To address this issue, the authors developed ScienceAgentBench, which consists of 102 carefully selected tasks drawn from peer-reviewed scientific publications across various fields. They worked with experts to validate these tasks and ensured that each task's output is a self-contained Python program. The benchmark uses multiple evaluation metrics to assess the quality of the generated programs and their execution results. This rigorous approach helps to accurately measure how well language agents can perform specific scientific tasks.
Why it matters?
This research is important because it sets a standard for evaluating language agents in scientific contexts. By providing a comprehensive and validated benchmark, ScienceAgentBench helps researchers understand the limitations and capabilities of current language models. This could lead to improvements in how these models assist scientists, ultimately enhancing productivity in data-driven scientific discovery.
Abstract
The advancements of language language models (LLMs) have piqued growing interest in developing LLM-based language agents to automate scientific discovery end-to-end, which has sparked both excitement and skepticism about the true capabilities of such agents.

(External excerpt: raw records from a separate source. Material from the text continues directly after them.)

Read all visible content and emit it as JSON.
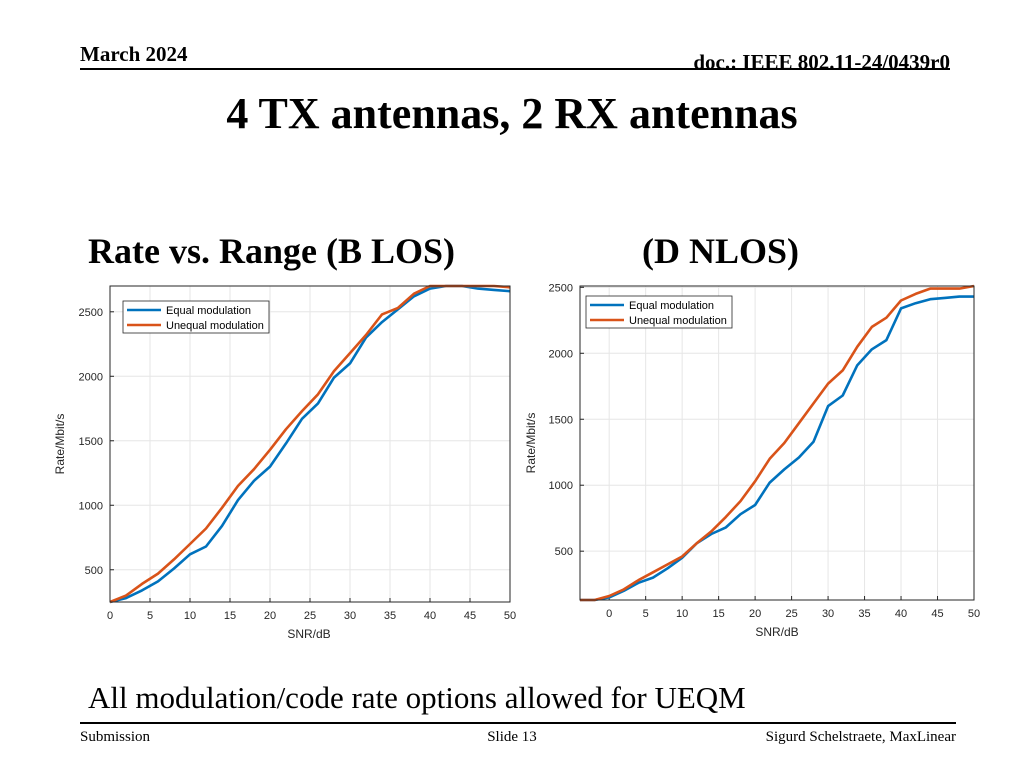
{
  "slide": {
    "date": "March 2024",
    "doc": "doc.: IEEE 802.11-24/0439r0",
    "title": "4 TX antennas, 2 RX antennas",
    "left_heading": "Rate vs. Range (B LOS)",
    "right_heading": "(D NLOS)",
    "footnote": "All modulation/code rate options allowed for UEQM",
    "footer_left": "Submission",
    "footer_center": "Slide 13",
    "footer_right": "Sigurd Schelstraete, MaxLinear"
  },
  "colors": {
    "equal": "#0072BD",
    "unequal": "#D95319",
    "grid": "#e6e6e6",
    "axis": "#262626"
  },
  "chart_data": [
    {
      "type": "line",
      "xlabel": "SNR/dB",
      "ylabel": "Rate/Mbit/s",
      "xlim": [
        0,
        50
      ],
      "ylim": [
        250,
        2700
      ],
      "xticks": [
        0,
        5,
        10,
        15,
        20,
        25,
        30,
        35,
        40,
        45,
        50
      ],
      "yticks": [
        500,
        1000,
        1500,
        2000,
        2500
      ],
      "grid": true,
      "legend": "top-left",
      "x": [
        0,
        2,
        4,
        6,
        8,
        10,
        12,
        14,
        16,
        18,
        20,
        22,
        24,
        26,
        28,
        30,
        32,
        34,
        36,
        38,
        40,
        42,
        44,
        46,
        48,
        50
      ],
      "series": [
        {
          "name": "Equal modulation",
          "values": [
            250,
            280,
            340,
            410,
            510,
            620,
            680,
            840,
            1040,
            1190,
            1300,
            1480,
            1670,
            1790,
            1990,
            2100,
            2300,
            2420,
            2520,
            2620,
            2680,
            2700,
            2700,
            2680,
            2670,
            2660
          ]
        },
        {
          "name": "Unequal modulation",
          "values": [
            250,
            300,
            390,
            470,
            580,
            700,
            820,
            980,
            1150,
            1280,
            1430,
            1590,
            1730,
            1860,
            2040,
            2180,
            2320,
            2480,
            2530,
            2640,
            2700,
            2700,
            2700,
            2700,
            2700,
            2690
          ]
        }
      ]
    },
    {
      "type": "line",
      "xlabel": "SNR/dB",
      "ylabel": "Rate/Mbit/s",
      "xlim": [
        -4,
        50
      ],
      "ylim": [
        130,
        2510
      ],
      "xticks": [
        0,
        5,
        10,
        15,
        20,
        25,
        30,
        35,
        40,
        45,
        50
      ],
      "yticks": [
        500,
        1000,
        1500,
        2000,
        2500
      ],
      "grid": true,
      "legend": "top-left",
      "x": [
        -4,
        -2,
        0,
        2,
        4,
        6,
        8,
        10,
        12,
        14,
        16,
        18,
        20,
        22,
        24,
        26,
        28,
        30,
        32,
        34,
        36,
        38,
        40,
        42,
        44,
        46,
        48,
        50
      ],
      "series": [
        {
          "name": "Equal modulation",
          "values": [
            130,
            130,
            150,
            200,
            260,
            300,
            370,
            450,
            560,
            630,
            680,
            780,
            850,
            1020,
            1120,
            1210,
            1330,
            1600,
            1680,
            1910,
            2030,
            2100,
            2340,
            2380,
            2410,
            2420,
            2430,
            2430
          ]
        },
        {
          "name": "Unequal modulation",
          "values": [
            130,
            130,
            160,
            210,
            280,
            340,
            400,
            460,
            560,
            650,
            760,
            880,
            1030,
            1200,
            1320,
            1470,
            1620,
            1770,
            1870,
            2050,
            2200,
            2270,
            2400,
            2450,
            2490,
            2490,
            2490,
            2510
          ]
        }
      ]
    }
  ]
}
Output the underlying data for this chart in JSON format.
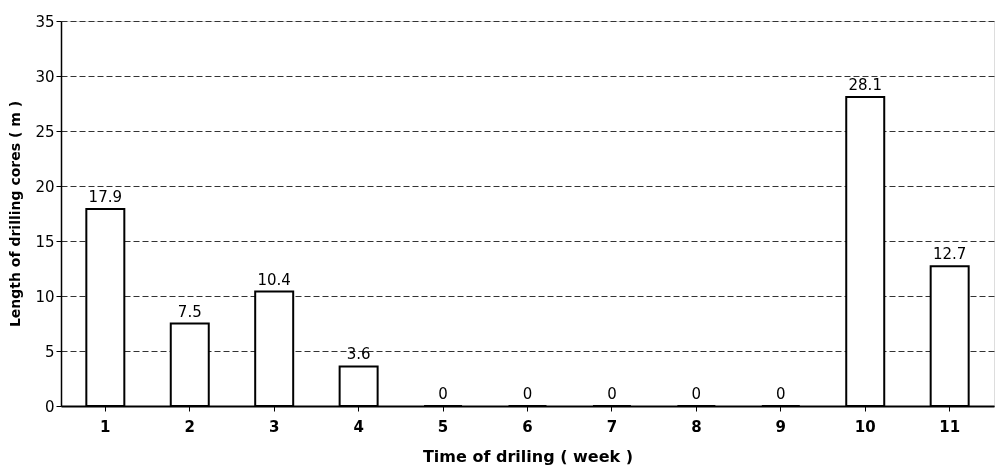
{
  "chart_data": {
    "type": "bar",
    "xlabel": "Time of driling ( week )",
    "ylabel": "Length of drilling cores ( m )",
    "categories": [
      "1",
      "2",
      "3",
      "4",
      "5",
      "6",
      "7",
      "8",
      "9",
      "10",
      "11"
    ],
    "values": [
      17.9,
      7.5,
      10.4,
      3.6,
      0,
      0,
      0,
      0,
      0,
      28.1,
      12.7
    ],
    "color": "#ffffff",
    "ylim": [
      0,
      35
    ],
    "yticks": [
      0,
      5,
      10,
      15,
      20,
      25,
      30,
      35
    ],
    "grid": "y",
    "data_labels": true
  }
}
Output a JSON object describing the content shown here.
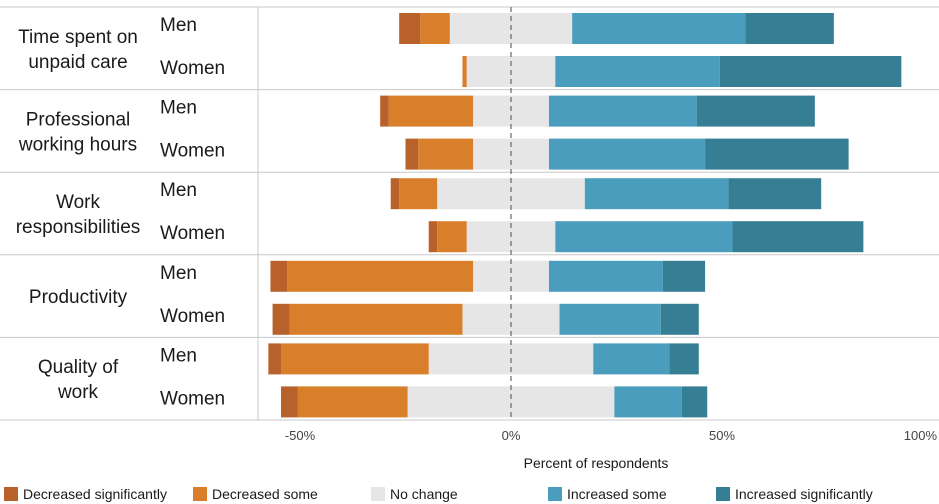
{
  "chart_data": {
    "type": "bar",
    "orientation": "horizontal",
    "stacked": "diverging",
    "xlabel": "Percent of respondents",
    "xlim": [
      -62,
      100
    ],
    "xticks": [
      {
        "value": -50,
        "label": "-50%"
      },
      {
        "value": 0,
        "label": "0%"
      },
      {
        "value": 50,
        "label": "50%"
      },
      {
        "value": 100,
        "label": "100%"
      }
    ],
    "grid": false,
    "legend_position": "bottom",
    "series": [
      {
        "name": "Decreased significantly",
        "key": "dec_sig",
        "color": "#b8612a"
      },
      {
        "name": "Decreased some",
        "key": "dec_some",
        "color": "#d97f2b"
      },
      {
        "name": "No change",
        "key": "no_change",
        "color": "#e6e6e6"
      },
      {
        "name": "Increased some",
        "key": "inc_some",
        "color": "#4a9dbd"
      },
      {
        "name": "Increased significantly",
        "key": "inc_sig",
        "color": "#367e93"
      }
    ],
    "groups": [
      {
        "label": "Time spent on\nunpaid care",
        "rows": [
          {
            "label": "Men",
            "dec_sig": 5,
            "dec_some": 7,
            "no_change": 29,
            "inc_some": 41,
            "inc_sig": 21
          },
          {
            "label": "Women",
            "dec_sig": 0,
            "dec_some": 1,
            "no_change": 21,
            "inc_some": 39,
            "inc_sig": 43
          }
        ]
      },
      {
        "label": "Professional\nworking hours",
        "rows": [
          {
            "label": "Men",
            "dec_sig": 2,
            "dec_some": 20,
            "no_change": 18,
            "inc_some": 35,
            "inc_sig": 28
          },
          {
            "label": "Women",
            "dec_sig": 3,
            "dec_some": 13,
            "no_change": 18,
            "inc_some": 37,
            "inc_sig": 34
          }
        ]
      },
      {
        "label": "Work\nresponsibilities",
        "rows": [
          {
            "label": "Men",
            "dec_sig": 2,
            "dec_some": 9,
            "no_change": 35,
            "inc_some": 34,
            "inc_sig": 22
          },
          {
            "label": "Women",
            "dec_sig": 2,
            "dec_some": 7,
            "no_change": 21,
            "inc_some": 42,
            "inc_sig": 31
          }
        ]
      },
      {
        "label": "Productivity",
        "rows": [
          {
            "label": "Men",
            "dec_sig": 4,
            "dec_some": 44,
            "no_change": 18,
            "inc_some": 27,
            "inc_sig": 10
          },
          {
            "label": "Women",
            "dec_sig": 4,
            "dec_some": 41,
            "no_change": 23,
            "inc_some": 24,
            "inc_sig": 9
          }
        ]
      },
      {
        "label": "Quality of\nwork",
        "rows": [
          {
            "label": "Men",
            "dec_sig": 3,
            "dec_some": 35,
            "no_change": 39,
            "inc_some": 18,
            "inc_sig": 7
          },
          {
            "label": "Women",
            "dec_sig": 4,
            "dec_some": 26,
            "no_change": 49,
            "inc_some": 16,
            "inc_sig": 6
          }
        ]
      }
    ]
  }
}
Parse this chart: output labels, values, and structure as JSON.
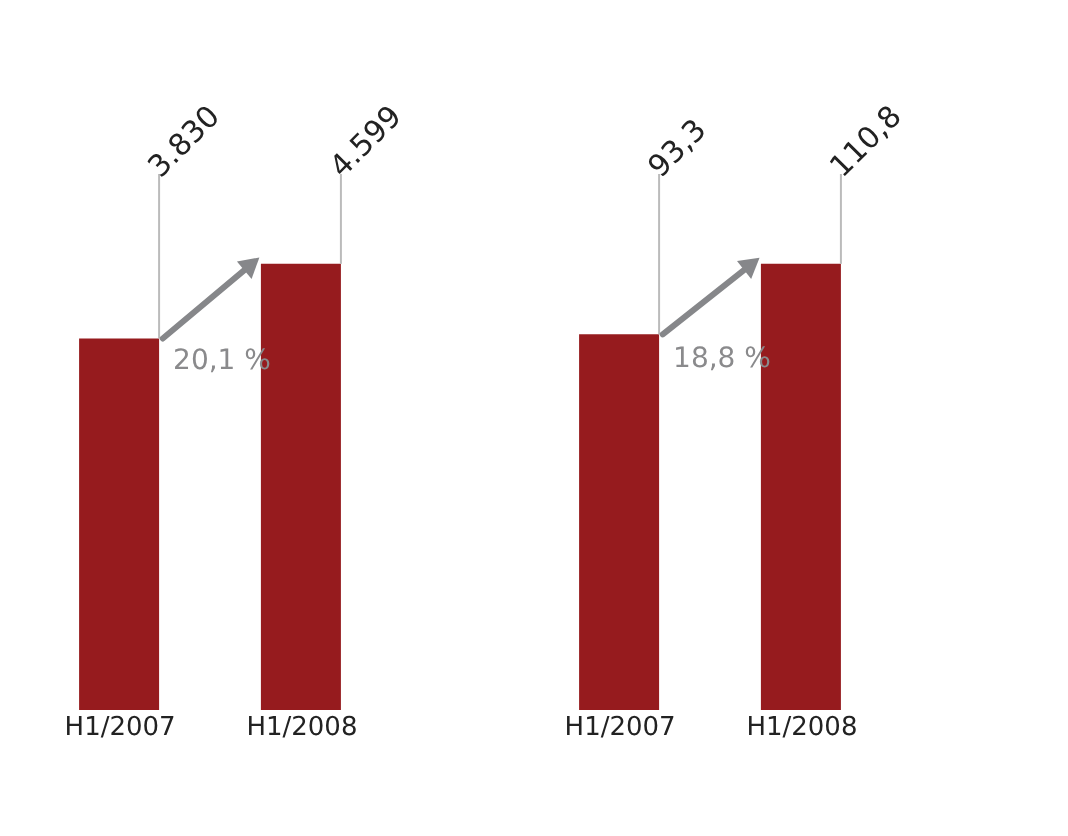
{
  "chart_data": [
    {
      "type": "bar",
      "categories": [
        "H1/2007",
        "H1/2008"
      ],
      "values": [
        3830,
        4599
      ],
      "value_labels": [
        "3.830",
        "4.599"
      ],
      "color": "#961b1e",
      "annotations": [
        "20,1 %"
      ],
      "grid": false
    },
    {
      "type": "bar",
      "categories": [
        "H1/2007",
        "H1/2008"
      ],
      "values": [
        93.3,
        110.8
      ],
      "value_labels": [
        "93,3",
        "110,8"
      ],
      "color": "#961b1e",
      "annotations": [
        "18,8 %"
      ],
      "grid": false
    }
  ]
}
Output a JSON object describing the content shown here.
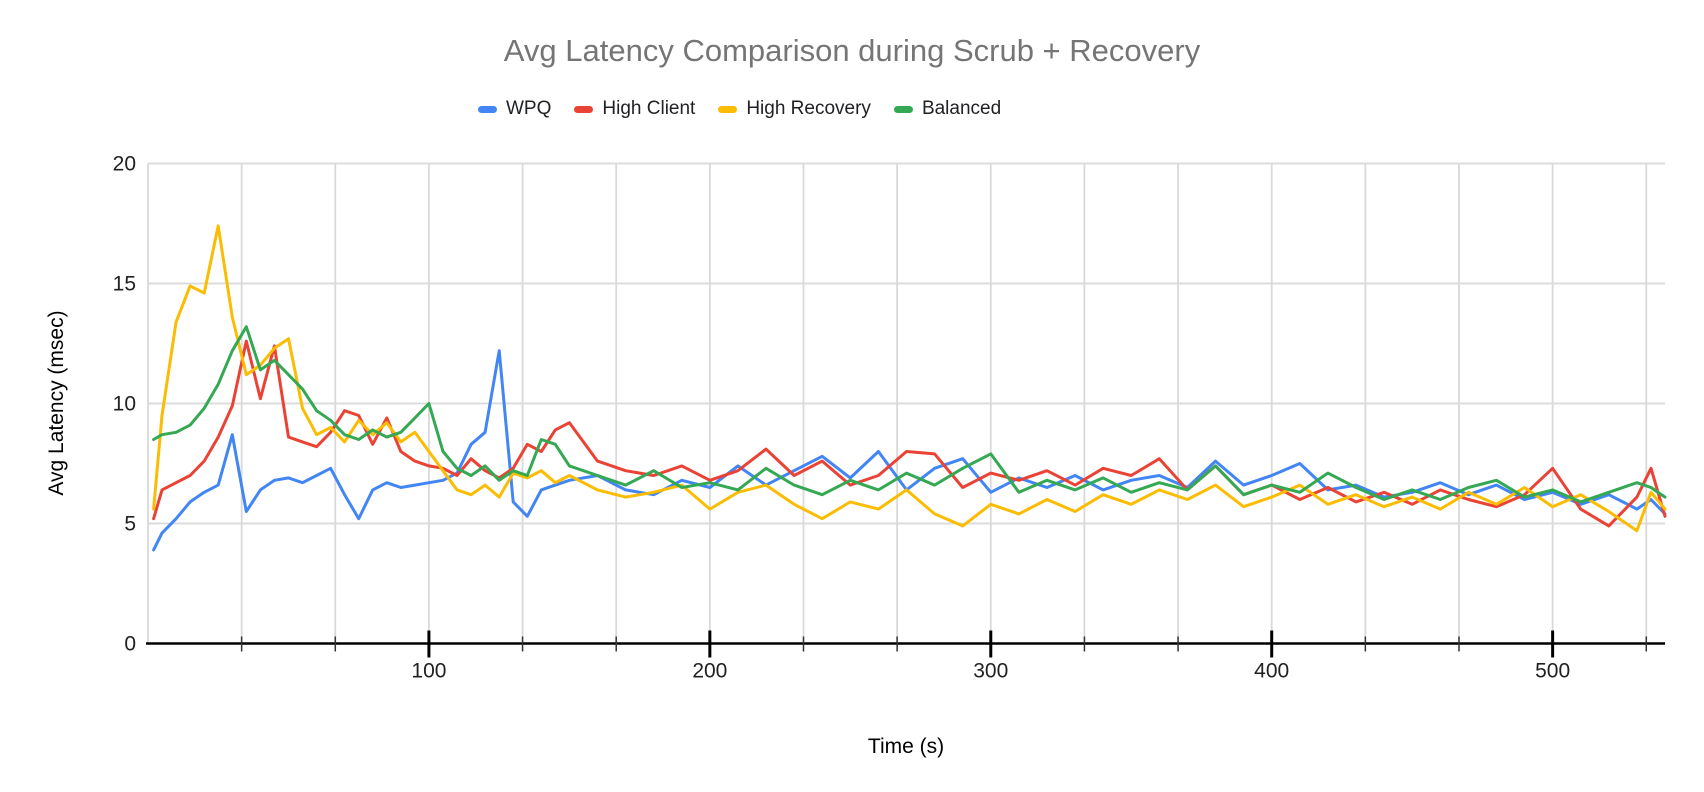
{
  "chart_data": {
    "type": "line",
    "title": "Avg Latency Comparison during Scrub + Recovery",
    "xlabel": "Time (s)",
    "ylabel": "Avg Latency (msec)",
    "xlim": [
      0,
      540
    ],
    "ylim": [
      0,
      20
    ],
    "x_ticks": [
      100,
      200,
      300,
      400,
      500
    ],
    "y_ticks": [
      0,
      5,
      10,
      15,
      20
    ],
    "x_minor_step": 33.3333,
    "grid": true,
    "legend_position": "top",
    "x": [
      2,
      5,
      10,
      15,
      20,
      25,
      30,
      35,
      40,
      45,
      50,
      55,
      60,
      65,
      70,
      75,
      80,
      85,
      90,
      95,
      100,
      105,
      110,
      115,
      120,
      125,
      130,
      135,
      140,
      145,
      150,
      160,
      170,
      180,
      190,
      200,
      210,
      220,
      230,
      240,
      250,
      260,
      270,
      280,
      290,
      300,
      310,
      320,
      330,
      340,
      350,
      360,
      370,
      380,
      390,
      400,
      410,
      420,
      430,
      440,
      450,
      460,
      470,
      480,
      490,
      500,
      510,
      520,
      530,
      535,
      540
    ],
    "series": [
      {
        "name": "WPQ",
        "color": "#4285F4",
        "values": [
          3.9,
          4.6,
          5.2,
          5.9,
          6.3,
          6.6,
          8.7,
          5.5,
          6.4,
          6.8,
          6.9,
          6.7,
          7.0,
          7.3,
          6.2,
          5.2,
          6.4,
          6.7,
          6.5,
          6.6,
          6.7,
          6.8,
          7.1,
          8.3,
          8.8,
          12.2,
          5.9,
          5.3,
          6.4,
          6.6,
          6.8,
          7.0,
          6.4,
          6.2,
          6.8,
          6.5,
          7.4,
          6.6,
          7.2,
          7.8,
          6.9,
          8.0,
          6.4,
          7.3,
          7.7,
          6.3,
          6.9,
          6.5,
          7.0,
          6.4,
          6.8,
          7.0,
          6.5,
          7.6,
          6.6,
          7.0,
          7.5,
          6.4,
          6.6,
          6.1,
          6.3,
          6.7,
          6.2,
          6.6,
          6.0,
          6.3,
          5.8,
          6.2,
          5.6,
          6.0,
          5.4
        ]
      },
      {
        "name": "High Client",
        "color": "#EA4335",
        "values": [
          5.2,
          6.4,
          6.7,
          7.0,
          7.6,
          8.6,
          9.9,
          12.6,
          10.2,
          12.4,
          8.6,
          8.4,
          8.2,
          8.8,
          9.7,
          9.5,
          8.3,
          9.4,
          8.0,
          7.6,
          7.4,
          7.3,
          7.0,
          7.7,
          7.2,
          6.9,
          7.3,
          8.3,
          8.0,
          8.9,
          9.2,
          7.6,
          7.2,
          7.0,
          7.4,
          6.8,
          7.2,
          8.1,
          7.0,
          7.6,
          6.6,
          7.0,
          8.0,
          7.9,
          6.5,
          7.1,
          6.8,
          7.2,
          6.6,
          7.3,
          7.0,
          7.7,
          6.4,
          7.4,
          6.2,
          6.6,
          6.0,
          6.5,
          5.9,
          6.3,
          5.8,
          6.4,
          6.0,
          5.7,
          6.2,
          7.3,
          5.6,
          4.9,
          6.1,
          7.3,
          5.3
        ]
      },
      {
        "name": "High Recovery",
        "color": "#FBBC04",
        "values": [
          5.6,
          9.5,
          13.4,
          14.9,
          14.6,
          17.4,
          13.6,
          11.2,
          11.6,
          12.3,
          12.7,
          9.8,
          8.7,
          9.0,
          8.4,
          9.3,
          8.7,
          9.2,
          8.4,
          8.8,
          8.0,
          7.2,
          6.4,
          6.2,
          6.6,
          6.1,
          7.1,
          6.9,
          7.2,
          6.7,
          7.0,
          6.4,
          6.1,
          6.3,
          6.6,
          5.6,
          6.3,
          6.6,
          5.8,
          5.2,
          5.9,
          5.6,
          6.4,
          5.4,
          4.9,
          5.8,
          5.4,
          6.0,
          5.5,
          6.2,
          5.8,
          6.4,
          6.0,
          6.6,
          5.7,
          6.1,
          6.6,
          5.8,
          6.2,
          5.7,
          6.1,
          5.6,
          6.3,
          5.8,
          6.5,
          5.7,
          6.2,
          5.5,
          4.7,
          6.3,
          5.6
        ]
      },
      {
        "name": "Balanced",
        "color": "#34A853",
        "values": [
          8.5,
          8.7,
          8.8,
          9.1,
          9.8,
          10.8,
          12.2,
          13.2,
          11.4,
          11.8,
          11.2,
          10.6,
          9.7,
          9.3,
          8.7,
          8.5,
          8.9,
          8.6,
          8.8,
          9.4,
          10.0,
          8.0,
          7.3,
          7.0,
          7.4,
          6.8,
          7.2,
          7.0,
          8.5,
          8.3,
          7.4,
          7.0,
          6.6,
          7.2,
          6.5,
          6.7,
          6.4,
          7.3,
          6.6,
          6.2,
          6.8,
          6.4,
          7.1,
          6.6,
          7.3,
          7.9,
          6.3,
          6.8,
          6.4,
          6.9,
          6.3,
          6.7,
          6.4,
          7.4,
          6.2,
          6.6,
          6.3,
          7.1,
          6.5,
          6.0,
          6.4,
          6.0,
          6.5,
          6.8,
          6.1,
          6.4,
          5.9,
          6.3,
          6.7,
          6.5,
          6.1
        ]
      }
    ],
    "colors": {
      "title_gray": "#757575",
      "gridline": "#D9D9D9",
      "axis_line": "#000000",
      "tick_label": "#212121"
    }
  }
}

In this work, we argue that for an agent to fully automate scientific discovery, it must be able to complete all essential tasks in the workflow. Thus, we call for rigorous assessment of agents on individual tasks in a scientific workflow before making bold claims on end-to-end automation. To this end, we present ScienceAgentBench, a new benchmark for evaluating language agents for data-driven scientific discovery. To ensure the scientific authenticity and real-world relevance of our benchmark, we extract 102 tasks from 44 peer-reviewed publications in four disciplines and engage nine subject matter experts to validate them. We unify the target output for every task to a self-contained Python program file and employ an array of evaluation metrics to examine the generated programs, execution results, and costs. Each task goes through multiple rounds of manual validation by annotators and subject matter experts to ensure its annotation quality and scientific plausibility. We also propose two effective strategies to mitigate data contamination concerns. Using our benchmark, we evaluate five open-weight and proprietary LLMs, each with three frameworks: direct prompting, OpenHands, and self-debug. Given three attempts for each task, the best-performing agent can only solve 32.4% of the tasks independently and 34.3% with expert-provided knowledge. These results underscore the limited capacities of current language agents in generating code for data-driven discovery, let alone end-to-end automation for scientific research.